Résultat des courses : intrinsèquement liée à la réèglementation, aux habitudes et aux besoins de chaque pays, une multitude d’initiatives de m-paiement ont vu le jour dans les divers pays du monde occidental, sans qu’aucune ne s’impose à ce stade. Les banques, les opérateurs de télécoms et ceux de l’Internet, comme Google, PayPal, Amazon ou Facebook, « réfléchissent sur le m-paiement alors même que leurs intérêts divergent fortement, complexifiant l’émergence de ces services », explique Philippe Pestanes dans la revue Systèmes de Paiement. En Belgique, les usagers peuvent payer leurs parcmètres via SMS et leur déjeuner par technologie sans contact NFC (grâce à un tag autocollant à apposer au mobile) ; aux États-Unis, PayPal a développé des applications iPhone, Android et Blackberry pour autoriser les virements de compte à compte (pratique pour rembourser un ami au restaurant) ; en France, Cityzi permet aux habitants de Nice de payer sans contact leur ticket de bus, celui de musée ; à Londres, 75 % des paiements de parking sont réalisés par téléphone. « Contrairement aux paiements par carte Visa et MasterCard qui sont acceptés partout (…), les offres de m-paiement restent des initiatives unilatérales et donc rarement interopérables », explique Marwan Farah dans la revue Systèmes de Paiement, ce qui freine leur développement. D’autant plus que selon Philippe Pestanes, « le paiement ne fonctionne réellement que lorsqu’un gros volume de transactions est réalisé pour un faible interchange ».

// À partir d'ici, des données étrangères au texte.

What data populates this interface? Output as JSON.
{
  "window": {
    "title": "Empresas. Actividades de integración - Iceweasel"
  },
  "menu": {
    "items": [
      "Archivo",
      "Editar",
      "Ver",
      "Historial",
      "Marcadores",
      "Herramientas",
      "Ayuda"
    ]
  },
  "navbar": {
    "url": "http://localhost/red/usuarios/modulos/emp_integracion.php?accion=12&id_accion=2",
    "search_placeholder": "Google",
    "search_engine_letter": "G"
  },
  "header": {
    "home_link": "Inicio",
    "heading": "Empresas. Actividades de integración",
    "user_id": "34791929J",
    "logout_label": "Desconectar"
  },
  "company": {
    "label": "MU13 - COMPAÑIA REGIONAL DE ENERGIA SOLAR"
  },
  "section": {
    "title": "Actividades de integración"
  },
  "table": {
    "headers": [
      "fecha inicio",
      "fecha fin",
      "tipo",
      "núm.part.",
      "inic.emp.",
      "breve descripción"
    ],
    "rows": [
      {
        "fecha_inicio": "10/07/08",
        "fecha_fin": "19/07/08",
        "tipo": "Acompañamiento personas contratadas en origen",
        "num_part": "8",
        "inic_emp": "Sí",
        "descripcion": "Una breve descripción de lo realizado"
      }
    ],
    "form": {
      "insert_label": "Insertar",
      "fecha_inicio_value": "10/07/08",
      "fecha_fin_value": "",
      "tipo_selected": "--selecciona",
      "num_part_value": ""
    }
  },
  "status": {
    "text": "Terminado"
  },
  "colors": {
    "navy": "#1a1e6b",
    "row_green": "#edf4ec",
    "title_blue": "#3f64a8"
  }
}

Mais une tendance se dégage en Occident : le m-paiement remplace souvent les opérations de cash ou le règlement de petits paniers. Il faut dire que la gestion des liquidités a un coût élevé, supporté principalement par les banques : 32 milliards d’euros par an, rien que pour les banques européennes, selon l’étude de Kurt Salmon. Et le paiement mobile intègre de plus en plus les cartes de fidélité et autres programmes de loyauté : « Il s’agit de littéralement remplacer le portefeuille physique, encombré de cartes de paiement et de fidélité, par un portefeuille électronique », conclut Marwan Farah.